5 Article The importance of drug-induced sedation endoscopy (D.I.S.E.) techniques in surgical decision making: conventional versus target controlled infusion techniques-a prospective randomized controlled study and a retrospective surgical outcomes analysis. 2017

De Vito, Andrea / Agnoletti, Vanni / Zani, Gianluca / Corso, Ruggero Massimo / D'Agostino, Giovanni / Firinu, Elisabetta / Marchi, Chiara / Hsu, Ying-Shuo / Maitan, Stefano / Vicini, Claudio. ·Otorhinolaryngology and Oral Surgery Unit, Department of Head and Neck Surgery, Morgagni-Pierantoni Hospital, Forlì, Italy. dr.andrea.devito@gmail.com. · Anaesthesia and Intensive Care Unit, Emergency Department, M. Bufalini Hospital, Cesena, Italy. · Anesthesia and Intensive Care Unit, Santa Maria delle Croci Hospital, Ravenna, Italy. · Anaesthesia and Intensive Care Unit, Emergency Department, G.B. Morgagni-Pierantoni Hospital, Forlì, Italy. · Otorhinolaryngology and Oral Surgery Unit, Department of Head and Neck Surgery, Morgagni-Pierantoni Hospital, Forlì, Italy. · Department of Otolaryngology, Shin Kong Wu Ho-Su Memorial Hospital, Taipei, Taiwan, Republic of China. ·Eur Arch Otorhinolaryngol · Pubmed #28213776.

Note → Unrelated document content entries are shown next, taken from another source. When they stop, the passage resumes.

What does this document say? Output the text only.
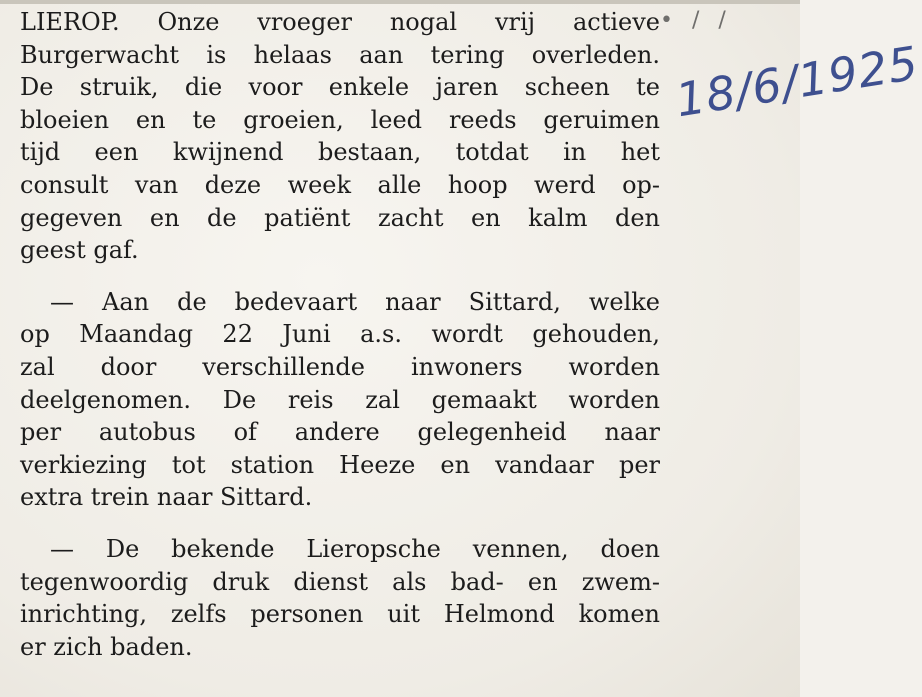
LIEROP. Onze vroeger nogal vrij actieve
Burgerwacht is helaas aan tering overleden.
De struik, die voor enkele jaren scheen te
bloeien en te groeien, leed reeds geruimen
tijd een kwijnend bestaan, totdat in het
consult van deze week alle hoop werd op-
gegeven en de patiënt zacht en kalm den
geest gaf.

— Aan de bedevaart naar Sittard, welke
op Maandag 22 Juni a.s. wordt gehouden,
zal door verschillende inwoners worden
deelgenomen. De reis zal gemaakt worden
per autobus of andere gelegenheid naar
verkiezing tot station Heeze en vandaar per
extra trein naar Sittard.

— De bekende Lieropsche vennen, doen
tegenwoordig druk dienst als bad- en zwem-
inrichting, zelfs personen uit Helmond komen
er zich baden.

• / /
18/6/1925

ABSTRACT: Drug-Induced Sedation Endoscopy (DISE) consists of the direct observation of the upper airways during sedative-induced sleep, allowing the identification of the sites of pharyngeal collapse, which is the main pathological event in Obstructive Sleep Apnea (OSA). The Authors have compared Target Controlled Infusion (TCI) sedation endoscopy (TCI-DISE) technique to conventional DISE (CDISE), performed by a manual bolus injection of sedative agent, to recreate accurately and safely snoring and apnea patterns comparable to natural sleep. The authors conducted a prospective, randomized, long-term study and a retrospective analysis of surgical outcomes. The apnea-event observation and its correlation with pharyngeal collapse patterns is the primary endpoint; secondary endpoints are defined as stability and safety of sedation plan of DISE-TCI technique. From January 2009 to January 2011, OSA patients were included in the study and randomly allocated into two groups: the bolus injection conventional DISE group and the TCI-DISE group. Third endpoint is to compare the surgical outcomes enrolling OSA patients from January 2009 to June 2015. We recorded the complete apnea-event at oropharynx and hypopharynx levels in 15/50 pts in conventional DISE group (30%) and in 99/123 pts in TCI-DISE group (81%) (p < 0.0001). Four pts needed oxygen in conventional DISE group because a severe desaturation occurred during the first bolus of propofol (1 mg/kg) (p = 0.4872 ns). We recorded instability of the sedation plan in 13 patients of conventional DISE group (65%) and 1 patient of the TCI-DISE group (5%) (p = 0.0001). In 37 TCI-DISE group surgical patients we reported a significant reduction of postoperative AHI (from 42.7 ± 20.2 to 11.4 ± 10.3) in comparison with postoperative AHI in 15 C-DISE group surgical patients (from 41.3 ± 23.4 to 20.4 ± 15.5) (p = 0.05). Our results suggest the DISE-TCI technique as first choice in performing sleep-endoscopy because of its increased accuracy, stability and safety. However, it is mandatory an accurate assessment of PSG/PM, which allows us to differentiate OSA patients in whom UA anatomical abnormalities are predominant in comparison with not-anatomical pathophysiologic factors, achieving good surgical patient's selection and outcomes as a consequence.